Interessant wird es beim Thema Wehrpflicht: Westerwelle plädiert für eine Freiwilligenarmee. Das kommt an bei den Jungwählern, doch ein User im meinVZ-Chat denkt weiter: "Wie soll das in einer [schwarz-gelben] Koalition gehen?". Leider bleibt uns Westerwelle diese Antwort schuldig.
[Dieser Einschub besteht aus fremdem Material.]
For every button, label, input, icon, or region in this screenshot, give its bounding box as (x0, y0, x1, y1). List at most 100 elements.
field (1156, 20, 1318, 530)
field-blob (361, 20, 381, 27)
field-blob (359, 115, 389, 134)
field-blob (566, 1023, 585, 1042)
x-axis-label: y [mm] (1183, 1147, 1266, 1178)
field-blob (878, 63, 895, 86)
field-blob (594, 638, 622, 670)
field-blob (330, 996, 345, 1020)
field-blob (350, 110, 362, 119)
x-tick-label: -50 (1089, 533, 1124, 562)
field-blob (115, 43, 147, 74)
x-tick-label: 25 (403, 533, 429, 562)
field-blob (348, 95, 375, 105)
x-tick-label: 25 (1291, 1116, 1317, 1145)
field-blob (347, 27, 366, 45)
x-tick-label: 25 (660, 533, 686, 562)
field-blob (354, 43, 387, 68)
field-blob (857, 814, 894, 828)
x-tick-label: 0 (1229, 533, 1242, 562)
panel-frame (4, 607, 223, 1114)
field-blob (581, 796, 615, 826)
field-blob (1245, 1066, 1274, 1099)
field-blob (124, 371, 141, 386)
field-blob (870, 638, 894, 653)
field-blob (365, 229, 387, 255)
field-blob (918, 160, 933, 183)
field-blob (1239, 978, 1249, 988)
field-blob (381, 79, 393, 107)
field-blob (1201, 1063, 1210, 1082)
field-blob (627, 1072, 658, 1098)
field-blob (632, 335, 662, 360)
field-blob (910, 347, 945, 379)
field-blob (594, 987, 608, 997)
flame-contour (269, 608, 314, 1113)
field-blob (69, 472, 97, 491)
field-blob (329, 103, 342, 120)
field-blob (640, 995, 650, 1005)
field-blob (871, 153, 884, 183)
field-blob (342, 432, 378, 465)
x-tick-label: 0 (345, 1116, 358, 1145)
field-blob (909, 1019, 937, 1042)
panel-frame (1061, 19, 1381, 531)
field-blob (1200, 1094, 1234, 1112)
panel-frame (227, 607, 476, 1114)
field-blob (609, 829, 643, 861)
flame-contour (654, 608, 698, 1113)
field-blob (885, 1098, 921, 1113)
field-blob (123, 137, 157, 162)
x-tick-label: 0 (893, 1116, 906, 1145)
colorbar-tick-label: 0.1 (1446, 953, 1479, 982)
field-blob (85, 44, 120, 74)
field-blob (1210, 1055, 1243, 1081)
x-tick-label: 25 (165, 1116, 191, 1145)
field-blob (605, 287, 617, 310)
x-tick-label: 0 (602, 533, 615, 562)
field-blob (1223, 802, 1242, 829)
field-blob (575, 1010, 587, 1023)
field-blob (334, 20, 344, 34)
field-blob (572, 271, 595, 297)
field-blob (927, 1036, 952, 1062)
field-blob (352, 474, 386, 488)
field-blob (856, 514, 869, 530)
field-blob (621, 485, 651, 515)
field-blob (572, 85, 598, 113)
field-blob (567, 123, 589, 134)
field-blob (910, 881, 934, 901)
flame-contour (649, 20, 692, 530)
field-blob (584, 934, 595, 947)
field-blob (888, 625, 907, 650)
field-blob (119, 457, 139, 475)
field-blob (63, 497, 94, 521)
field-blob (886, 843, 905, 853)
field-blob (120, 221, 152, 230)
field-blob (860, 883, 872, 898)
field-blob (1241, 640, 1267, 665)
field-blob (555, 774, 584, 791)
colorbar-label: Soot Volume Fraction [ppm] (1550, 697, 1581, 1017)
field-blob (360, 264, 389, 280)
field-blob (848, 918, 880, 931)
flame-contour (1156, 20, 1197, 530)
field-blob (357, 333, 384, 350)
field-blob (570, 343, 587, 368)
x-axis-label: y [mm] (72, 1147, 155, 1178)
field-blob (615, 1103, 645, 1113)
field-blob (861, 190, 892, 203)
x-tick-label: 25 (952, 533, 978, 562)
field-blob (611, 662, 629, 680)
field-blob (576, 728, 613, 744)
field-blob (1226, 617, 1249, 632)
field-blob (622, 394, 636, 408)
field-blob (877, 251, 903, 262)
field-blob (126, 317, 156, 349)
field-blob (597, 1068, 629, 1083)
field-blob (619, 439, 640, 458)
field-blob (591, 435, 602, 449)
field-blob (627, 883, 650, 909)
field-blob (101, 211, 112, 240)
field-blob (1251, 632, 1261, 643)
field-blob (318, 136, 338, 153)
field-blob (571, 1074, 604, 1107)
Als die Piratenpartei und die Freiheit im Internet angesprochen wird, ist nicht nur "im Netz die Hölle los", wie Seibert mutmaßt, sondern auch im Studio. Und Westerwelle ist in seinem Element. Schließlich hat die FDP geschlossen gegen das Gesetz zu Internetsperren gestimmt. Man wolle nicht, dass das BKA zur Zensurbehörde im Internet werde, sagt der FDP-Chef und ist damit ganz auf der Linie der Piraten. Deren Anhänger versucht er auf seine Seite zu ziehen: "Wir sind auch gegen Internetsperren, kommen aber in den Bundestag." Eine Stimme für die Piraten sei eine verlorene Stimme. "Die kann man gleich in den Gulli werfen."

Wie hat sich der FDP-Mann in den Augen der Zuschauer geschlagen? Im ZDF-Chat gehen die Meinungen auseinander: Von "inhaltsleerem und schwachen Auftritt" bis zu "Souverän, fundiert und wählenswert". Laut meinVZ-Voting hat er fast die Hälfte der User überzeugt.